It is difficult to remember to inform every one of your new address when you move house, but the importance of updating Land Registry entries has been highlighted by the Court of Appeal in a recent decision.
In Oldham MBC v Tanna the Council wanted to serve a planning notice on Mr Tanna relating to an unoccupied and run down former nursing home that he owned. The Court of Appeal succinctly highlighted the importance of the notice – “If validly served the notice paved the way for Oldham to demolish the property and to recover the cost of doing so from Mr Tanna.” The Council’s planning officer made admirable attempts to serve the notice on Mr Tanna at the former nursing home, at the address that Mr Tanna had given on the Land Registry entries for the property and at another address that the Council’s credit control department had for him, but Mr Tanna did not receive the notices as he had moved house. The officer didn’t know that another Council department had been communicating with Mr Tanna by email. Had he enquired, then the notice could have been served by email. The Court had to decide whether the officer should have made enquiries of all of the Council’s departments.

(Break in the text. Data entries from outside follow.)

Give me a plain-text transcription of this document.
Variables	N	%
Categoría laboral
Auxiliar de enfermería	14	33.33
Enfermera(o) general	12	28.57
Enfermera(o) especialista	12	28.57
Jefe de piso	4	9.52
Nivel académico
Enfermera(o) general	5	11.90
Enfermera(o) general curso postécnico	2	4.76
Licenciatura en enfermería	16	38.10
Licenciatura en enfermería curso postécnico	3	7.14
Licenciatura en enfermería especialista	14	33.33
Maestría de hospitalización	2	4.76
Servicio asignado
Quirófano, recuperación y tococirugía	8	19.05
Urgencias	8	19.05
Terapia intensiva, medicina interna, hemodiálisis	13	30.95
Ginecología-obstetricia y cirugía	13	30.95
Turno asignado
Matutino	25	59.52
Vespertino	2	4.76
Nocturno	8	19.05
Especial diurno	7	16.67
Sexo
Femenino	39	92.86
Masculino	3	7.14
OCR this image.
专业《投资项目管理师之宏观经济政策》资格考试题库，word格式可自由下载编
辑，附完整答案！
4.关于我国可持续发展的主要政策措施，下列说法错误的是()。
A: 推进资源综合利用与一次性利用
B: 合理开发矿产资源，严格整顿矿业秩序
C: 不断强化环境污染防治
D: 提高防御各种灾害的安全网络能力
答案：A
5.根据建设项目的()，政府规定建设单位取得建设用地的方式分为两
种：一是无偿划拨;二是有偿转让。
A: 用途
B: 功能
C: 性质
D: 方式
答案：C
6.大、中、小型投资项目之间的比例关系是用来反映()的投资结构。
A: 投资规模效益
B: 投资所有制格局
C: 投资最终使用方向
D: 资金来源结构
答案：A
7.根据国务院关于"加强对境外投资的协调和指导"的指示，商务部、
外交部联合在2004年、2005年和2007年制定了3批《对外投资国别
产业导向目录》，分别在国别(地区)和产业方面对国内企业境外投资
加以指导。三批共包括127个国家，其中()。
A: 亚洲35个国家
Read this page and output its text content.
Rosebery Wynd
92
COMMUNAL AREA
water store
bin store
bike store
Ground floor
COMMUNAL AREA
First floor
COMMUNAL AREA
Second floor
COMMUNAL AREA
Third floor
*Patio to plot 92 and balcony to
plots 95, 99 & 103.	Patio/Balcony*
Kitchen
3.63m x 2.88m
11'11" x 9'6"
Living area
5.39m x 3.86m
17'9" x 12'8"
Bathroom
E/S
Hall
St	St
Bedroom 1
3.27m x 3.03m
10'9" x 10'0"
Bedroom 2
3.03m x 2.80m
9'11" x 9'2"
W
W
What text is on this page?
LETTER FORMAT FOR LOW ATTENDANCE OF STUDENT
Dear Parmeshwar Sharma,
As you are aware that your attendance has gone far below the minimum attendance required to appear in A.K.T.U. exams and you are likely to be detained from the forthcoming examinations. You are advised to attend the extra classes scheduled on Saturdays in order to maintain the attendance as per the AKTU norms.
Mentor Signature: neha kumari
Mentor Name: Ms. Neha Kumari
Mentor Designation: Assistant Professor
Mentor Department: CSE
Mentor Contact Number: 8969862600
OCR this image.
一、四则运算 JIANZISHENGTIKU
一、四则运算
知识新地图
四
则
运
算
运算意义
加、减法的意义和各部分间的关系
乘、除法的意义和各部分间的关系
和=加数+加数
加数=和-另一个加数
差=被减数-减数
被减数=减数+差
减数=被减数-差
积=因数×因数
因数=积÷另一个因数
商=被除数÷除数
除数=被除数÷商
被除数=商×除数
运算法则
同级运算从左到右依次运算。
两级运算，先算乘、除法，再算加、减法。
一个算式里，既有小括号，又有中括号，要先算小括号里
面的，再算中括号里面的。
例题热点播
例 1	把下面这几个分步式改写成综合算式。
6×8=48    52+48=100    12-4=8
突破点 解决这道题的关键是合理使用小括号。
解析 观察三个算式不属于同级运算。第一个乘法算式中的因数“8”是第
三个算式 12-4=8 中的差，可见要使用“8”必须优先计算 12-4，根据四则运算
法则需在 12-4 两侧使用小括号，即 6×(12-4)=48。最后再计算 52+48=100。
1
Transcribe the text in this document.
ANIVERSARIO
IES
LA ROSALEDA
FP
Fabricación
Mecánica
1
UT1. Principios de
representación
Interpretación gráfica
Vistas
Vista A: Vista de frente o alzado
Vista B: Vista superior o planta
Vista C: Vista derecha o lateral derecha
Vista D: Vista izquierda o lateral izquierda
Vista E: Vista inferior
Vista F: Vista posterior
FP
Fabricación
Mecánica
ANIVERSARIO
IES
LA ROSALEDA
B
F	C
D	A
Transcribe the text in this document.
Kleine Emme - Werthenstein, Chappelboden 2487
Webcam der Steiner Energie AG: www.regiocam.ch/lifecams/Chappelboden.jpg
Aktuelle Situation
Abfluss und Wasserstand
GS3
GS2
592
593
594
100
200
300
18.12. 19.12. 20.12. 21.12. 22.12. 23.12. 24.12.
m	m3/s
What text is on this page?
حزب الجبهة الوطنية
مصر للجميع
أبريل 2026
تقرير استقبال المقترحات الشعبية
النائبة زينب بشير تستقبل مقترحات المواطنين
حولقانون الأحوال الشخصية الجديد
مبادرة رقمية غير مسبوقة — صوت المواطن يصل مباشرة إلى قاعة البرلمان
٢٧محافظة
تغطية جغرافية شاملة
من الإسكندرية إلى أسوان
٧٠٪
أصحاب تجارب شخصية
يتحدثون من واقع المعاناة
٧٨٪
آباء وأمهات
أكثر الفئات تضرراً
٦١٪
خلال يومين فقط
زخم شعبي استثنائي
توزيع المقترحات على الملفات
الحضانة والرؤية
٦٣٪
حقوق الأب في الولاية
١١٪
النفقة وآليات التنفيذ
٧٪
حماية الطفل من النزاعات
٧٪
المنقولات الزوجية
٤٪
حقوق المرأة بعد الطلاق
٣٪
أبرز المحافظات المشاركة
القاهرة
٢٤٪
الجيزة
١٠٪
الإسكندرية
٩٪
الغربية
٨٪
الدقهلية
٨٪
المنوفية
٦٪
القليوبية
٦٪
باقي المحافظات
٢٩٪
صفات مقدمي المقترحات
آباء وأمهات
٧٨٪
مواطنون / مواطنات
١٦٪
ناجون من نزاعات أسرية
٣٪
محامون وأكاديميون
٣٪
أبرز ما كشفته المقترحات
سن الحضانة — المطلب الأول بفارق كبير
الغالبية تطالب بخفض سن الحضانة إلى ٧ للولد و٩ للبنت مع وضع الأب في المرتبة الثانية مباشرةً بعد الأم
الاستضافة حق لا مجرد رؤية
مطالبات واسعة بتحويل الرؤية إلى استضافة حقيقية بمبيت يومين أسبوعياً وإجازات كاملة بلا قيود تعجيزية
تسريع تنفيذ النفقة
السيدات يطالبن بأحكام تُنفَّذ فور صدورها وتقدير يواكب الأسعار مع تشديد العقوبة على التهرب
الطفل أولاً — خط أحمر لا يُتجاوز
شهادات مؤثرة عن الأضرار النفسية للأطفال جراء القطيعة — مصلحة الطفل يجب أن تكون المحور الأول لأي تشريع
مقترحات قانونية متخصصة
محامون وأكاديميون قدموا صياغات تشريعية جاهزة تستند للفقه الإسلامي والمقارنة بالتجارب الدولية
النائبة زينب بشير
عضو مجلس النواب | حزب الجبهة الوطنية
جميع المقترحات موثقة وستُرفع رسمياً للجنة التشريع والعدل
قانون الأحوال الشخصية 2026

The Court of Appeal in this case was concerned with service of a particular type of notice but found that in the absence of a statutory requirement to the contrary, the general rule is that the obligation of the person serving the notice goes no further than to search the Land Registry proprietorship register for the property. It is the responsibility of the registered proprietor to keep his address up to date, although if the person serving the notice has been given a more up to date address then the notice should be served at that address also.
This case highlights the sometimes severe consequences of forgetting to inform the Land Registry of a new address.